Upper Bounds on the Average Height of Random Binary Trees
Louisa Seelbach Benkner
TL;DR
Addresses the problem of bounding the average height $\mathbb{E}(H_{n,\sigma})$ of random binary trees generated by leaf-centric sources. It introduces two broad source classes, $\psi$-upper-bounded and $\phi$-weakly-balanced, and develops a recursive exponential-moment framework (analyzing $\mathbb{E}(\varphi_n^{H_{n,\sigma}})$ and applying Jensen's inequality) to obtain tight $O(\log n)$ bounds in key models.
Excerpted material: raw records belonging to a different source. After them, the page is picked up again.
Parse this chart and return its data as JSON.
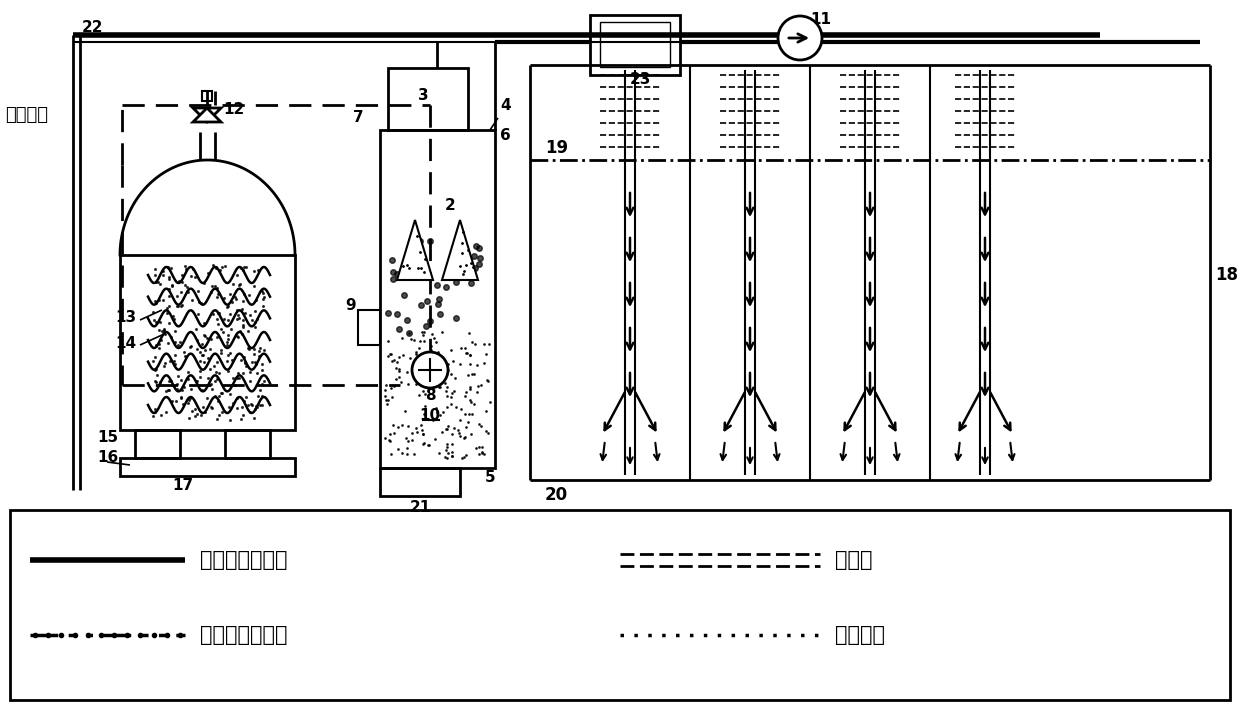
{
  "bg_color": "#ffffff",
  "fig_width": 12.4,
  "fig_height": 7.05,
  "dpi": 100,
  "label_jieshenghuo": "接生活区",
  "legend": {
    "solid_label": "厌氧反应进水管",
    "dash_label": "厌氧反应出水管",
    "double_label": "沼气管",
    "dot_label": "热水环路"
  }
}
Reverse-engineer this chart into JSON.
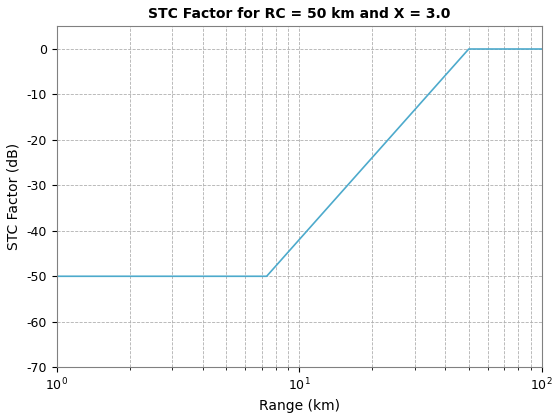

The results generalize Devroye's $O(\log n)$ bound for binary search trees and yield $O(\log n)$ for the binomial random tree model, while giving a weaker $O(\sqrt{n}\log^2 n)$ bound for the uniform distribution. The paper also discusses limitations for the uniform case and open questions, such as identifying a strongly-balanced leaf-centric class that contains the uniform model and deriving lower bounds or extensions to fixed-size ordinal tree sources.
Abstract
We study the average height of random trees generated by leaf-centric binary tree sources as introduced by Zhang, Yang and Kieffer. A leaf-centric binary tree source induces for every $n \geq 2$ a probability distribution on the set of binary trees with $n$ leaves. Our results generalize a result by Devroye, according to which the average height of a random binary search tree of size $n$ is in $\mathcal{O}(\log n)$.